THE ROLE OF FGF RECPETORS IN LENS DEVELOPMENT

FGF 受体在晶状体发育中的作用

• 批准号: 6717620
• 负责人: MICHAEL L ROBINSON
• 金额: $ 34.31万
• 依托单位: RESEARCH INST NATIONWIDE CHILDREN'S HOSP
• 依托单位国家: 美国
• 财政年份: 2000
• 资助国家: 美国
• 起止时间: 2000-03-01 至 2006-02-28
• 项目状态: 已结题
• 来源: https://reporter.nih.gov/project-details/6717620
• 关键词: bacteriophage P1; cell differentiation; cell growth regulation; cell proliferation; epithelium; fiber cell; fibroblast growth factor; gene deletion mutation; gene expression; genetically modified animals; growth factor receptors; laboratory mouse; lens; molecular cloning; polymerase chain reaction; protein tyrosine kinase

The molecular mechanisms by which cells are induced to differentiate in vivo is not understood for most cell types, yet these processes are fundamental to virtually every aspect of human health. The lens has become an increasingly popular organ system to dissect these developmental processes at the molecular level. This is due, in part, to its simplicity and accessibility. The lens is one of the few organs that normally continue to grow throughout the vertebrate life-span. This growth is a consequence of a continuous, characteristic pattern of proliferation and differentiation. Lens epithelial cells are the proliferative component of the lens, and these epithelial cells are induced to differentiate into fiber cells by an, as yet, undetermined molecular signal. Fibroblast growth factors (FGFs) possess the ability to induce lens fiber cell differentiation both in lens epithelial explants and in transgenic mice. While there are several FGFs expressed in the eye throughout development, it is unknown if these play an essential role in lens fiber cell differentiation. FGFs are thought to exert most of their biological effects through FGF receptor tyrosine kinases (FGFRs). There are three FGFR genes expressed in the developing lens, and null mutations exist for all three of these. Homozygous null mutations in FGFR1 and FGFR2 lead to embryonic lethality prior to lens formation, and mice deficient in FGFR3 have apparently normal lenses. The goal of this project is to determine if FGFRs play an essential role in the process of lens fiber cell differentiation. To do this, a method to delete specific gene expression in the lens epithelium will be developed using the Cre/loxP system of P1 bacteriophage. These mice will be crossed to mice carrying conditional mutations in FGFR1 or FGFR2. These strategies should avoid the problems of embryonic viability encountered with the traditionally constructed null alleles. In addition to determining if any single FGFR is essential for fiber cell differentiation, we will also create mice deficient in multiple FGFRs to determine if the loss of a single FGFR can be compensated for by the expression of other FGFRs.

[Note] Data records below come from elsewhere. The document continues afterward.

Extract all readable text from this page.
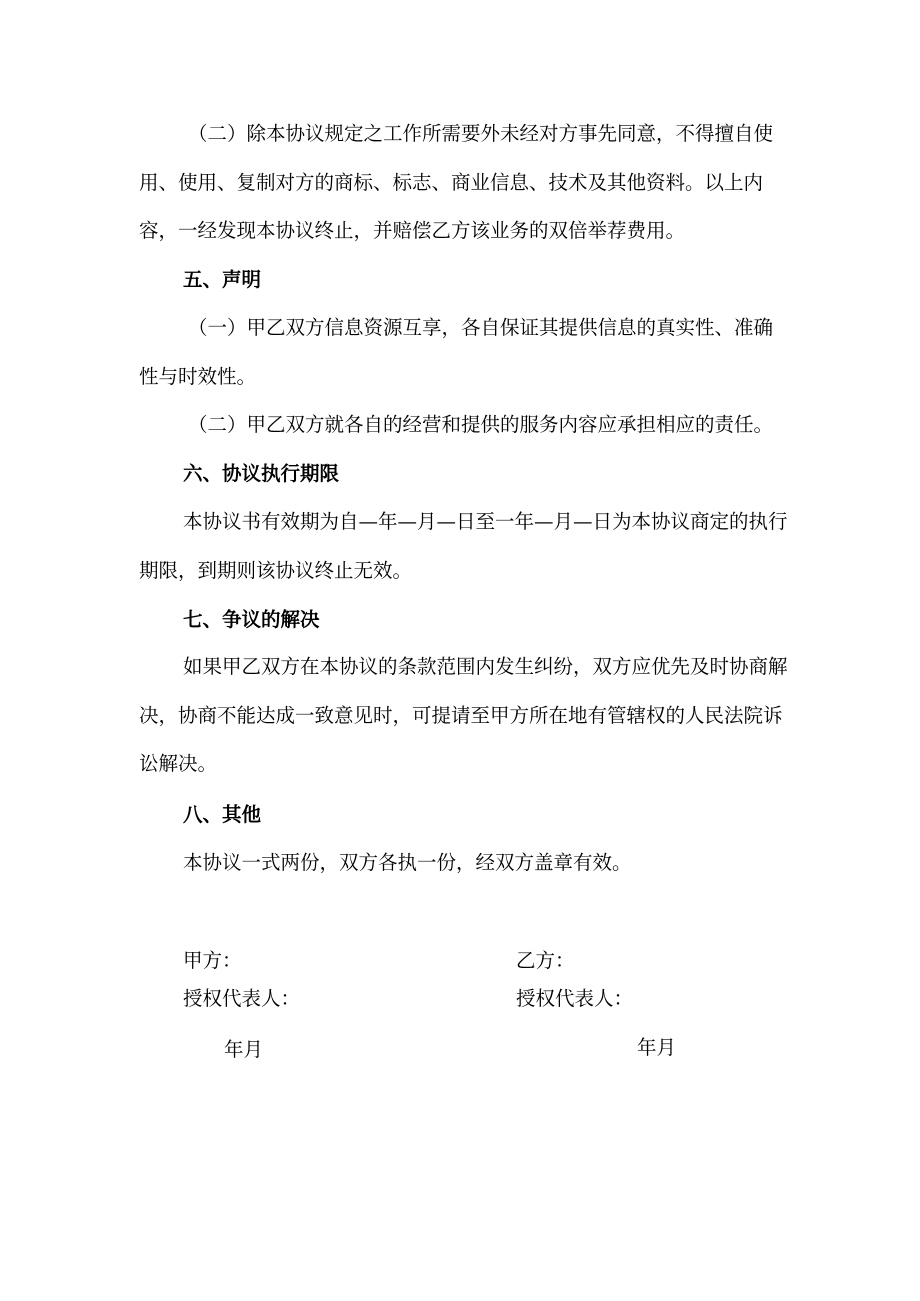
（二）除本协议规定之工作所需要外未经对方事先同意，不得擅自使用、使用、复制对方的商标、标志、商业信息、技术及其他资料。以上内容，一经发现本协议终止，并赔偿乙方该业务的双倍举荐费用。

五、声明

（一）甲乙双方信息资源互享，各自保证其提供信息的真实性、准确性与时效性。

（二）甲乙双方就各自的经营和提供的服务内容应承担相应的责任。

六、协议执行期限

本协议书有效期为自—年—月—日至一年—月—日为本协议商定的执行期限，到期则该协议终止无效。

七、争议的解决

如果甲乙双方在本协议的条款范围内发生纠纷，双方应优先及时协商解决，协商不能达成一致意见时，可提请至甲方所在地有管辖权的人民法院诉讼解决。

八、其他

本协议一式两份，双方各执一份，经双方盖章有效。

甲方：

授权代表人：

年月

乙方：

授权代表人：

年月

对于大多数细胞类型，诱导细胞在体内分化的分子机制尚不清楚，但这些过程对人类健康的几乎每个方面都是至关重要的。 透镜已经成为一个越来越受欢迎的器官系统，在分子水平上剖析这些发育过程。 这部分是由于它的简单性和可访问性。 透镜是脊椎动物一生中为数不多的正常持续生长的器官之一。 这种生长是连续的、特征性的增殖和分化模式的结果。 透镜上皮细胞是透镜的增殖性组分，并且这些上皮细胞被诱导分化成纤维细胞，这是由一种尚未确定的分子信号引起的。 成纤维细胞生长因子（FGF）具有诱导透镜上皮细胞和转基因小鼠透镜纤维细胞分化的能力。 虽然在整个发育过程中有几种FGF在眼睛中表达，但尚不清楚这些FGF是否在透镜纤维细胞分化中起重要作用。 FGF被认为通过FGF受体酪氨酸激酶（FGFR）发挥其大部分生物学效应。 发育中的透镜中表达三种FGFR基因，并且这三种基因都存在无效突变。 FGFR 1和FGFR 2中的纯合无效突变导致透镜形成之前的胚胎死亡，并且FGFR 3缺陷的小鼠具有明显正常的晶状体。 本项目的目标是确定FGFRs是否在透镜纤维细胞分化过程中发挥重要作用。 为此，将使用P1噬菌体的Cre/loxP系统开发在透镜上皮中缺失特异性基因表达的方法。这些小鼠将与携带FGFR 1或FGFR 2条件突变的小鼠杂交。 这些策略应避免传统构建的无效等位基因所遇到的胚胎生存力问题。 除了确定任何单个FGFR是否对纤维细胞分化是必需的之外，我们还将产生多种FGFR缺陷的小鼠，以确定单个FGFR的损失是否可以通过其他FGFR的表达来补偿。